Willie D and the Geto Boys would go on to be heard loud and clear across the country and around the world, especially their paranoiac classic “Mind Playin’ Tricks on Me.” But being heard did not solve all of the group’s issues. Never particularly close, the Geto Boys split up and re-formed a number of times over the years, to varying degrees of success.
“Throughout the years we would’ve made more music if the group wasn’t so fractured in terms of our ability to be in harmony as people,” Willie says. “We’re so different, and we didn’t grow up around each other, and we’re not family.
“That’s how the music industry is: People get in these groups, and when you add in fame and money and different personalities, you get people in different camps,” he continues. “Everybody’s got their own camp telling him, ‘You’re great, you’re the best!’ It’s just very hard to manage that.”
But managed they have, through a hell of a lot of ups and downs. They’ve emerged as respected godfathers of a genre that often little resembles the musical form they helped pioneer decades ago. And perhaps against all odds, their preternatural confidence remains intact.

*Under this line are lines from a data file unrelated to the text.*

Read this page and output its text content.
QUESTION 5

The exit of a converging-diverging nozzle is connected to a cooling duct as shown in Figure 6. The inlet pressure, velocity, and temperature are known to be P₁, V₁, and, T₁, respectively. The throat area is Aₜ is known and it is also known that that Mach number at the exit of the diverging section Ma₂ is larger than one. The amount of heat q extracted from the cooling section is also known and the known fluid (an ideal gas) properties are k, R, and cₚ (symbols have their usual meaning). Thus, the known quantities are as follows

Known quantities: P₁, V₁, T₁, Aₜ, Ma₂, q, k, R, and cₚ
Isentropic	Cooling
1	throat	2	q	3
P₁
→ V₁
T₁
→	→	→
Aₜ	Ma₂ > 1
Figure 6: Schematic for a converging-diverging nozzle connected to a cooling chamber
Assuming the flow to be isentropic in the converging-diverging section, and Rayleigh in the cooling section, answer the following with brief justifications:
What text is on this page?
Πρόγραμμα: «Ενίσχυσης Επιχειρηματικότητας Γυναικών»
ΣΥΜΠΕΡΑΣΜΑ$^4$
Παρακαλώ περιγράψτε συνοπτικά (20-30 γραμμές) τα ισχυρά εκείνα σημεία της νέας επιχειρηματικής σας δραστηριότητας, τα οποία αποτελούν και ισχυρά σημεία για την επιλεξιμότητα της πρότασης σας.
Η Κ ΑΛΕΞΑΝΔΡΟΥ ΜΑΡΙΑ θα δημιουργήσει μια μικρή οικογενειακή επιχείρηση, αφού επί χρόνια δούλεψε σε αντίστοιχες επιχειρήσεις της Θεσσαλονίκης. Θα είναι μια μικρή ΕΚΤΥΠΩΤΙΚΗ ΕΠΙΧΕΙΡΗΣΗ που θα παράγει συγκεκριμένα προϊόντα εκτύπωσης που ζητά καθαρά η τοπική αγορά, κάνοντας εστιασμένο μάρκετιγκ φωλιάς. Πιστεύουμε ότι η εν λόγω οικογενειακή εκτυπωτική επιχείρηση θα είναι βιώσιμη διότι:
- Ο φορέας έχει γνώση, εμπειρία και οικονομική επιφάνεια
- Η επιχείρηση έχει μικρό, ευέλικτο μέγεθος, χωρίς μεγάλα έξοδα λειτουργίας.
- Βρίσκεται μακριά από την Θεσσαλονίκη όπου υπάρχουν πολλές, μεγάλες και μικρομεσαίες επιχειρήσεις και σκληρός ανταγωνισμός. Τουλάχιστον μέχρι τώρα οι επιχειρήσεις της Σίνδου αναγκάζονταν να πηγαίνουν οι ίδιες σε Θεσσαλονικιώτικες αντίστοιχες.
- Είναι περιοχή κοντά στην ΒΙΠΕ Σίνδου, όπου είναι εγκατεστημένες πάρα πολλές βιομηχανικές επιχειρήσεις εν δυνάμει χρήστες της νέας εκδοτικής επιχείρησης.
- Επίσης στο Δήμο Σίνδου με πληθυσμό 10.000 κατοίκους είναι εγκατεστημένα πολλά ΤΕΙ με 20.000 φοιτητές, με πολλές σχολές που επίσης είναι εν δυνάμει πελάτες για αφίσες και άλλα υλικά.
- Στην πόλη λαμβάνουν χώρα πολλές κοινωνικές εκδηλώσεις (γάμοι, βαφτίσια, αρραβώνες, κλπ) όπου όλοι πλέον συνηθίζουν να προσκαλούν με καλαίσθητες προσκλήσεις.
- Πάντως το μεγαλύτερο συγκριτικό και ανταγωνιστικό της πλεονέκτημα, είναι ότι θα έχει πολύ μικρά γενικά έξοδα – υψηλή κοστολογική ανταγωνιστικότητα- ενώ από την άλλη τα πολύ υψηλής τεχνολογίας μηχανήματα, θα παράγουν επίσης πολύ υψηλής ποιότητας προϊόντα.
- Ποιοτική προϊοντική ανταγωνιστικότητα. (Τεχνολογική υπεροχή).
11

“It pretty much feels the same as it ever did,” Willie says. “It’s magic. We hit that stage, and it’s a wrap. We’re pretty much untouchable on that stage. Same thing in the studio: We get in the studio and me and Brad (Scarface) get to writing those raps, we’re pretty much untouchable.”
Will Willie and Brad ever get back together in the studio for a new Geto Boys release? There have been hints lately in the hip-hop media that they might, and soon. With so much conflict and pathos in the headlines these days, Lord knows there’s certainly no shortage of inspiration in the streets. Is hip-hop ready for a fresh dose of reality?
Frankly, Willie D doesn’t much give a fuck.
“Hip-hop is fuckin’ fake,” the rapper charges. “Hip-hop is ghost, man. It’s way too easy to get into the game, and that’s what it’s so diluted. Biting used to be a cardinal sin in hip-hop. Now it’s celebrated. You couldn’t go out there and try to sound like Lil’ Wayne. Fans would clown you. You couldn’t eat trying to sound like Kanye! The fans wouldn’t let you eat! Now, these motherfuckers will let anybody eat off the plate.”
It’s hard to know how serious the Geto Boys are about slapping some of the food out of the newcomers’ mouths. Willie D is cagey when it comes to discussing his musical future, having been around the business long enough to watch his best-laid plans evaporate. But whatever he and the group have in store for fans following this summer’s tour, there can be little doubt that it will involve Houston, Texas: home of the Geto Boys.
“If we do a tour, we invariably have to put Houston on the schedule, or the very first thing we’re going to hear is, ‘How y’all not gonna perform in Houston? That’s fucked up!’” Willie says with a chuckle. “It’s that pride that people have that makes them feel that way. In other cities, we’re visitors. But Houston feels like the Geto Boys belong to them.”
The Geto Boys perform tonight at House of Blues, 1204 Caroline. Doors open at 7 p.m.